Ma Dio nella bibbia è anche ‘madre’: nel secondo canto ‘del servo del Signore’, del profeta Isaia (il deutero-Isaia), nel tripudio di gioia per il ritorno a Gerusalemme del popolo dopo la cattività babilonese (587-537 a C.), il profeta esclama:
<Giubilate o cieli, rallegrati o terra,
gridate di gioia o monti perché il Signore consola il suo popolo
e ha misericordia dei suoi poveri.
Sion ha detto: ‘Il Signore mi ha abbandonato, il Signore mi ha dimenticato’.

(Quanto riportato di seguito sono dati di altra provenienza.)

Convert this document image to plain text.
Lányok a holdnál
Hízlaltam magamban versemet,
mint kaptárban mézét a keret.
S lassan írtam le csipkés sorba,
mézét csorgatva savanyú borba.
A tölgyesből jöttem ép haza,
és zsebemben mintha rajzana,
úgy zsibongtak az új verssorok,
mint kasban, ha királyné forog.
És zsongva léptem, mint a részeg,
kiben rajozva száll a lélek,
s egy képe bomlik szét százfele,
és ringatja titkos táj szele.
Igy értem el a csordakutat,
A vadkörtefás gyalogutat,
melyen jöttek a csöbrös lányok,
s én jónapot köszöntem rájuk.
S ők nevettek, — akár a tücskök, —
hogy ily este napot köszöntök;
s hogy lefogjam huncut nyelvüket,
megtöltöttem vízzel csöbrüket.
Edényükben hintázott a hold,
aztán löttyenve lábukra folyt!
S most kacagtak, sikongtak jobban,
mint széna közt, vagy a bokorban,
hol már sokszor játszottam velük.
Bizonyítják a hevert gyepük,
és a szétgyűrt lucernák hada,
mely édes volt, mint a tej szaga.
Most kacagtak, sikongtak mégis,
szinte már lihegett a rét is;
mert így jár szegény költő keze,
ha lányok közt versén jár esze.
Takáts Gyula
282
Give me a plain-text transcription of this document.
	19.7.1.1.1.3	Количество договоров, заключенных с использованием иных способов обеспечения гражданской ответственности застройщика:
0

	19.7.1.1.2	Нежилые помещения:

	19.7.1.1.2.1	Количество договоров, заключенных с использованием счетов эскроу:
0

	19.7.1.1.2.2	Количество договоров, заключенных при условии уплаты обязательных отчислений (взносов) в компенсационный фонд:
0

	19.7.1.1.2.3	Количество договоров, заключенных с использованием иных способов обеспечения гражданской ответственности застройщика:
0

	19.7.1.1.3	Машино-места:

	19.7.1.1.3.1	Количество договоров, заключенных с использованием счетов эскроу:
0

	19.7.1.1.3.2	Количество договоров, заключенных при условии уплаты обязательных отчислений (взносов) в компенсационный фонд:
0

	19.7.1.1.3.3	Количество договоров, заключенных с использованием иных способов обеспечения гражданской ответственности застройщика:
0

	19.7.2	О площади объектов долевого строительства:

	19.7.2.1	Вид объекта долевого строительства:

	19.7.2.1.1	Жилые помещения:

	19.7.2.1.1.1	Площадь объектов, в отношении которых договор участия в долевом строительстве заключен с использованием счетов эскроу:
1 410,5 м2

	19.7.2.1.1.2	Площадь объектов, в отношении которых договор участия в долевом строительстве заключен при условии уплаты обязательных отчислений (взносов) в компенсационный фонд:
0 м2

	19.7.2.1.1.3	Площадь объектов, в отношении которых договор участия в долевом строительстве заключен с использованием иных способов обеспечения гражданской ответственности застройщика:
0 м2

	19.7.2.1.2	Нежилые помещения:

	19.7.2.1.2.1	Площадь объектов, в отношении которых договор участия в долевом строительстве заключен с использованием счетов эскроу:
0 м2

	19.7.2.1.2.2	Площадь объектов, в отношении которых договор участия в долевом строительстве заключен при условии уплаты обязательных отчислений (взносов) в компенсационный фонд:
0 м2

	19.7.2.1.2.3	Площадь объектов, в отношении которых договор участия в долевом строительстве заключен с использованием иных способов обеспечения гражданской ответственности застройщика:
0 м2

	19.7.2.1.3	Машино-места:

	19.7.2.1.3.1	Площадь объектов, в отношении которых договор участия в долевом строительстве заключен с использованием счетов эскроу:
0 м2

Si dimentica forse una donna del suo bambino,
così da non commuoversi per il figlio delle sue viscere?
Anche se costoro ti dimenticassero, io invece non ti dimenticherò mai> (Is.49,13-15).
Il cuore di Dio, le sue ‘viscere’ sono ricolme di amore come quelle delle madri, anzi assai di più, da non poterci mai dimenticare!
E alla fine del grande libro di Isaia (il Terzo Isaia), quando col ritorno del popolo a Gerusalemme, alla ripresa della ricostruzione del Tempio (520 a.C), nel cap.66, è una esplosione, un inno di amore di Dio espresso con termini totalmente materni:
< ‘Io che apro il grembo materno, non farò partorire?’,dice il Signore.
‘ Io che faccio generare, chiuderei il seno?’dice il tuo Dio>(Is.66,9).
E conclude con parole di altissima poesia e delicatezza divina:
<..Voi sarete allattati e portati in braccio,
e sulle ginocchia sarete accarezzati.
Come una madre consola il suo figlio,
così io vi consolerò; a Gerusalemme sarete consolati>(v.13).
Per non tralasciare poi il libro delle Consolazioni del profeta Geremia (650-587c.d.C) nei cc.30-31: chi può consolare un popolo sempre minacciato dalle potenze esterne? Ecco allora il profeta, anche se inascoltato, a gridare al suo popolo la tenera bontà del Signore:
Ger. 31,20 < Non è un figlio carissimo per me Efraim?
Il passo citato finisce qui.